Now the Spaniard can rest and practise on clay. He looks almost a certainty to win the French Open. Unless there is a repercussion of the knee problem, you wouldn't look to anybody else.
There will be a lot of attractive odds on other players.
It will be interesting to see how Andy Murray does on the clay this summer. He has gradually improved on the surface he trained on as a kid, and must hope to make more of an impact.
I think Juan Martin del Potro has come into the mix as the fifth player who can challenge the established order while David Ferrer has perhaps predictably tailed off a bit so far this year having overachieved over the past few seasons.
In saying that, it remains a source of amusement how the women's game is derided with critics wondering what state the game is in when Serena Williams comes back from months off to win a tournament, and now Rafa has done exactly the same.
So what does that say about the men's game?
Of course, Federer was injured and Rafa didn't have to play Novak Djokovic or Murray, but it was an achievement of some note to come back on a surface that is not his best to win so soon.
Rafa doesn't look like he is going to have to scurry away clutching that left knee any time soon.
That can only make for an exciting summer ahead with the very best giving of their very best at the biggest tournaments. Let's hope Roger's back problem sorts itself out.

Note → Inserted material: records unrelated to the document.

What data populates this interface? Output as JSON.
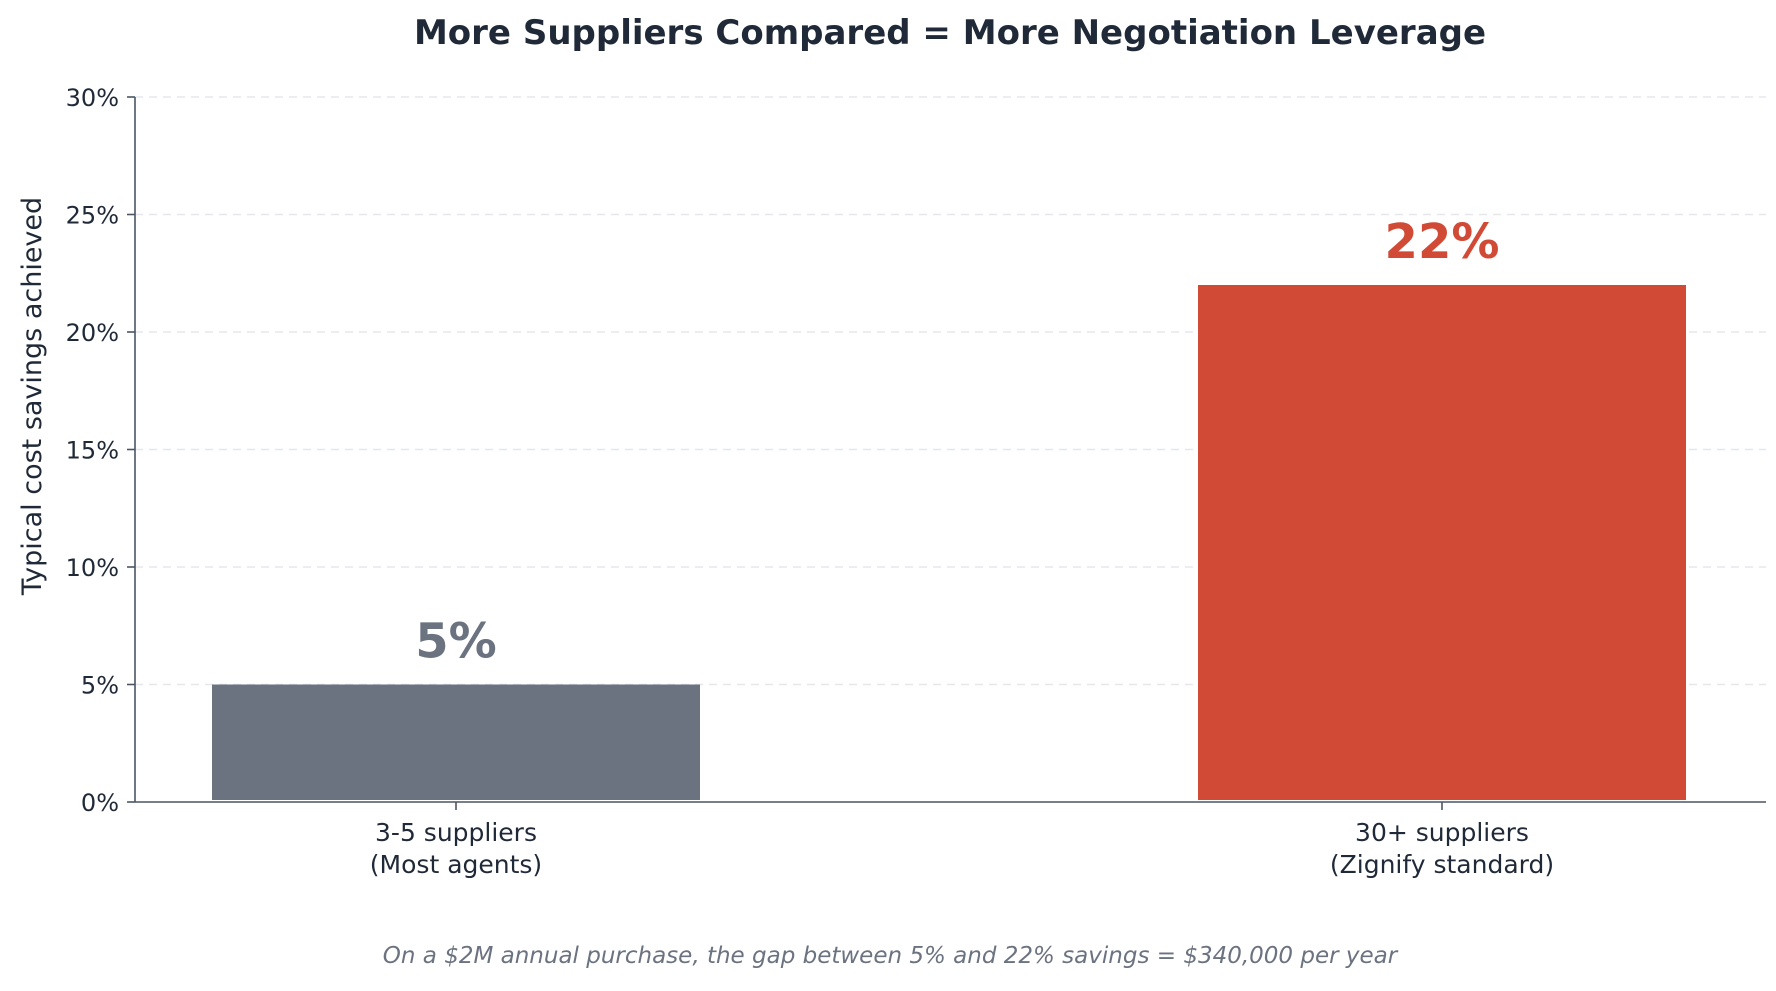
{
  "chart_data": {
    "type": "bar",
    "title": "More Suppliers Compared = More Negotiation Leverage",
    "ylabel": "Typical cost savings achieved",
    "xlabel": "",
    "ylim": [
      0,
      30
    ],
    "yticks": [
      0,
      5,
      10,
      15,
      20,
      25,
      30
    ],
    "ytick_labels": [
      "0%",
      "5%",
      "10%",
      "15%",
      "20%",
      "25%",
      "30%"
    ],
    "grid": "horizontal dashed",
    "categories": [
      [
        "3-5 suppliers",
        "(Most agents)"
      ],
      [
        "30+ suppliers",
        "(Zignify standard)"
      ]
    ],
    "values": [
      5,
      22
    ],
    "value_labels": [
      "5%",
      "22%"
    ],
    "colors": [
      "#6b7280",
      "#d14a36"
    ],
    "footnote": "On a $2M annual purchase, the gap between 5% and 22% savings = $340,000 per year"
  }
}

Sharapova success - but Serena Williams should master this season's Slams
It was a pleasant experience for Maria Sharapova in winning the women's title in Indian Wells, but Caroline Wozniacki was always unlikely to trouble her in the final.
Wozniacki is playing a bit better in recent times, but she can't really hurt the top women when they are at the top of their form.
When Sharapova doesn't feel threatened by an opponent, she can relax and let her powerful hitting do the talking.
The only problem for Sharapova is the erratic nature of her serve, but that held up well throughout the tournament and she looked in very good form.
Despite that success, I don't think she is going to trouble Serena Williams if the American player's head is right. Serena remains comfortably the best in the world, but there is not much between Sharapova and Victoria Azarenka.
Azarenka is probably second behind Serena, but is not that much ahead of Sharapova.
It is all about Grand Slams for those three now, but I would make Serena favourite to win the French Open if she is in the mood.
Of course, she is always liable to throw in the odd shocking performance like losing to Sloane Stephens in the Australian Open quarter-finals - but Azarenka and Sharapova must continue to go about their business and hope for that type of performance from Williams to boost their hopes.
Despite winning 15 Grand Slams, Serena sometimes falls asleep during matches then panics. That happens to some players when they get older. They think they can manage those moments, but are instead governed by them.
When something goes wrong in a Grand Slam, Serena can go from super confident to panic mode - and self-doubt suddenly creeps in.
Stephens is nowhere near the player Williams is and it was a similar situation against Virginie Razzano in the first round of Roland Garros last year when Serena panicked for no apparent reason.
If her head is in the right place and she is fit, which she has been, Serena starts a strong favourite in all of the big tournaments this season.